Com base em levantamentos realizados pela Embrapa e outros grupos de pesquisa há duas décadas, prossegue Gomes, os níveis de perdas têm se mantido ao redor de 10% no campo, 50% no manuseio e transporte, 30% nas centrais de abastecimento e 10% no varejo e nas residências. “Os impactos são muitos e as perdas resultam em custos ambientais, que incluem a perda da energia e insumos utilizados na fase de produção (água, combustível, adubos, defensivos), na distribuição (embalagens, transporte) e no armazenamento”, afirma ele. “Adicionalmente, os alimentos depositados em aterros sanitários, ou simplesmente descartados no ambiente, produzem metano, gás com efeito estufa 23 vezes mais potente do que dióxido de carbono, aumentando o custo ambiental”, acrescenta Gomes.

Balanço

  • Em trabalho mais recente, Thiago Guilherme Péra, coordenador técnico e pesquisador do Grupo de Pesquisa e Extensão em Logística Agroindustrial (Esalq-Log), da Universidade de São Paulo (USP), mensurou perdas em torno de 1,27% para a produção de milho e de 1,17% no caso da soja, considerando apenas as operações pós-porteira, incluindo “perdas físicas de grãos na logística desde as fazendas, passando por armazéns, terminais ferroviários e hidroviários até chegar aos portos e centros processadores”.

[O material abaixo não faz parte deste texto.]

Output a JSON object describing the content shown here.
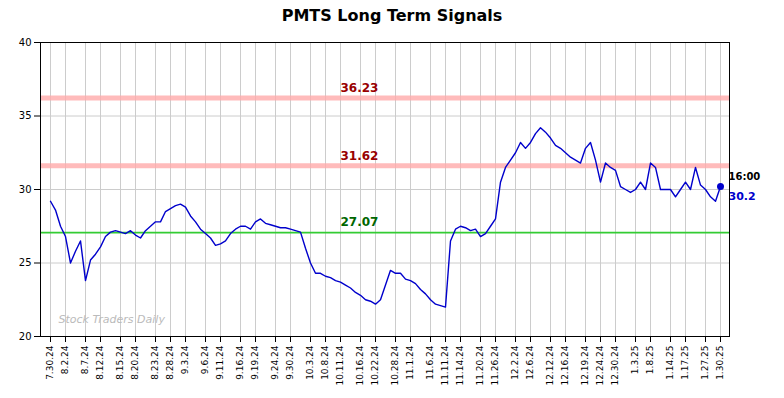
{
  "chart_data": {
    "type": "line",
    "title": "PMTS Long Term Signals",
    "categories": [
      "7.30.24",
      null,
      null,
      "8.2.24",
      null,
      null,
      null,
      "8.7.24",
      null,
      null,
      "8.12.24",
      null,
      null,
      null,
      "8.15.24",
      null,
      null,
      "8.20.24",
      null,
      null,
      null,
      "8.23.24",
      null,
      null,
      "8.28.24",
      null,
      null,
      "9.3.24",
      null,
      null,
      null,
      "9.6.24",
      null,
      null,
      "9.11.24",
      null,
      null,
      null,
      "9.16.24",
      null,
      null,
      "9.19.24",
      null,
      null,
      null,
      "9.24.24",
      null,
      null,
      "9.30.24",
      null,
      null,
      null,
      "10.3.24",
      null,
      null,
      "10.8.24",
      null,
      null,
      "10.11.24",
      null,
      null,
      null,
      "10.16.24",
      null,
      null,
      "10.22.24",
      null,
      null,
      null,
      "10.28.24",
      null,
      null,
      "11.1.24",
      null,
      null,
      null,
      "11.6.24",
      null,
      null,
      "11.11.24",
      null,
      null,
      "11.14.24",
      null,
      null,
      null,
      "11.20.24",
      null,
      null,
      "11.26.24",
      null,
      null,
      null,
      "12.2.24",
      null,
      null,
      "12.6.24",
      null,
      null,
      null,
      "12.12.24",
      null,
      null,
      "12.16.24",
      null,
      null,
      null,
      "12.19.24",
      null,
      null,
      "12.24.24",
      null,
      null,
      "12.30.24",
      null,
      null,
      null,
      "1.3.25",
      null,
      null,
      "1.8.25",
      null,
      null,
      null,
      "1.14.25",
      null,
      null,
      "1.17.25",
      null,
      null,
      null,
      "1.27.25",
      null,
      null,
      "1.30.25"
    ],
    "values": [
      29.2,
      28.6,
      27.5,
      26.8,
      25.0,
      25.8,
      26.5,
      23.8,
      25.2,
      25.6,
      26.1,
      26.8,
      27.1,
      27.2,
      27.1,
      27.0,
      27.2,
      26.9,
      26.7,
      27.2,
      27.5,
      27.8,
      27.8,
      28.5,
      28.7,
      28.9,
      29.0,
      28.8,
      28.2,
      27.8,
      27.3,
      27.0,
      26.7,
      26.2,
      26.3,
      26.5,
      27.0,
      27.3,
      27.5,
      27.5,
      27.3,
      27.8,
      28.0,
      27.7,
      27.6,
      27.5,
      27.4,
      27.4,
      27.3,
      27.2,
      27.1,
      26.0,
      25.0,
      24.3,
      24.3,
      24.1,
      24.0,
      23.8,
      23.7,
      23.5,
      23.3,
      23.0,
      22.8,
      22.5,
      22.4,
      22.2,
      22.5,
      23.5,
      24.5,
      24.3,
      24.3,
      23.9,
      23.8,
      23.6,
      23.2,
      22.9,
      22.5,
      22.2,
      22.1,
      22.0,
      26.5,
      27.3,
      27.5,
      27.4,
      27.2,
      27.3,
      26.8,
      27.0,
      27.5,
      28.0,
      30.5,
      31.5,
      32.0,
      32.5,
      33.2,
      32.8,
      33.2,
      33.8,
      34.2,
      33.9,
      33.5,
      33.0,
      32.8,
      32.5,
      32.2,
      32.0,
      31.8,
      32.8,
      33.2,
      32.0,
      30.5,
      31.8,
      31.5,
      31.3,
      30.2,
      30.0,
      29.8,
      30.0,
      30.5,
      30.0,
      31.8,
      31.5,
      30.0,
      30.0,
      30.0,
      29.5,
      30.0,
      30.5,
      30.0,
      31.5,
      30.3,
      30.0,
      29.5,
      29.2,
      30.2
    ],
    "color": "#0000cc",
    "ylim": [
      20,
      40
    ],
    "yticks": [
      20,
      25,
      30,
      35,
      40
    ],
    "grid": true,
    "reference_lines": [
      {
        "value": 27.07,
        "label": "27.07",
        "color": "#33cc33",
        "label_color": "#006600"
      },
      {
        "value": 31.62,
        "label": "31.62",
        "color": "#ffaaaa",
        "label_color": "#990000"
      },
      {
        "value": 36.23,
        "label": "36.23",
        "color": "#ffaaaa",
        "label_color": "#990000"
      }
    ],
    "last_point": {
      "label": "16:00",
      "value_label": "30.2",
      "color": "#0000cc"
    },
    "watermark": "Stock Traders Daily"
  }
}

  • Considerando a safra colhida em 2020, aqueles percentuais corresponderiam a quase 2,92 milhões de toneladas de soja e milho, a um custo somado de R$ 4,5 bilhões. “O grande vilão das perdas não é o transporte rodoviário e sim a armazenagem, que foi responsável por mais da metade das perdas nas atividades logística”, registra ainda.
  • Péra ressalta, no entanto, que aquelas perdas, embora inferiores àquelas usualmente mencionadas, não devem ser negligenciadas, principalmente quando se consideram os efeitos “poupadores de recursos” e de “ampliação da disponibilidade” de alimentos e nutrientes caso o desperdício fosse menor. O trabalho realizado pelo pesquisador da Esalq-Log indica o desperdício de 696,0 mil hectares de área plantada, pouco mais de 3,8 bilhões de metros cúbicos de água, em torno de 274,7 mil toneladas de fertilizantes e uma emissão adicional de 95,3 mil toneladas de CO2 em função do consumo de diesel nas operações logísticas – fatores que não entram naquela contabilidade inicial, embora sejam responsáveis por prejuízos ainda mais severos.
  • Numa outra conta, o diretor de programas do Ministério da Agricultura, Pecuária e Abastecimento (Mapa), Luís Eduardo Rangel, aponta que a Organização das Nações Unidas para a Alimentação e a Agricultura (FAO) estima que perto de 30% dos alimentos “são perdidos na cadeia entre a colheita e o varejo ou desperdiçados nos domicílios ou serviços de alimentação”. Os indicadores são mais perversos quanto de trata de alimentos mais perecíveis, a exemplo de frutas e hortaliças, acrescenta Rangel. “Verifica-se que as condições de infraestrutura e logística inadequadas contribuem sobremaneira para as perdas e desperdício de alimentos, e que na maioria das vezes as centrais de abastecimento e os varejistas não possuem equipamentos adequados para armazenamento e manutenção da qualidade dos alimentos”, reforça Gomes.
  • Na visão de Rangel, investimentos recentes em manutenção de veículos e no ajuste de equipamentos de transbordo teriam reduzido os níveis de perdas no setor de transporte para menos de 5%. Ele acrescenta que o ministério criou, em setembro do ano passado, o Grupo de Enfrentamento de Perdas e Desperdício de Alimentos com a meta de reduzir perdas e desperdícios de alimentos pela metade até 2030.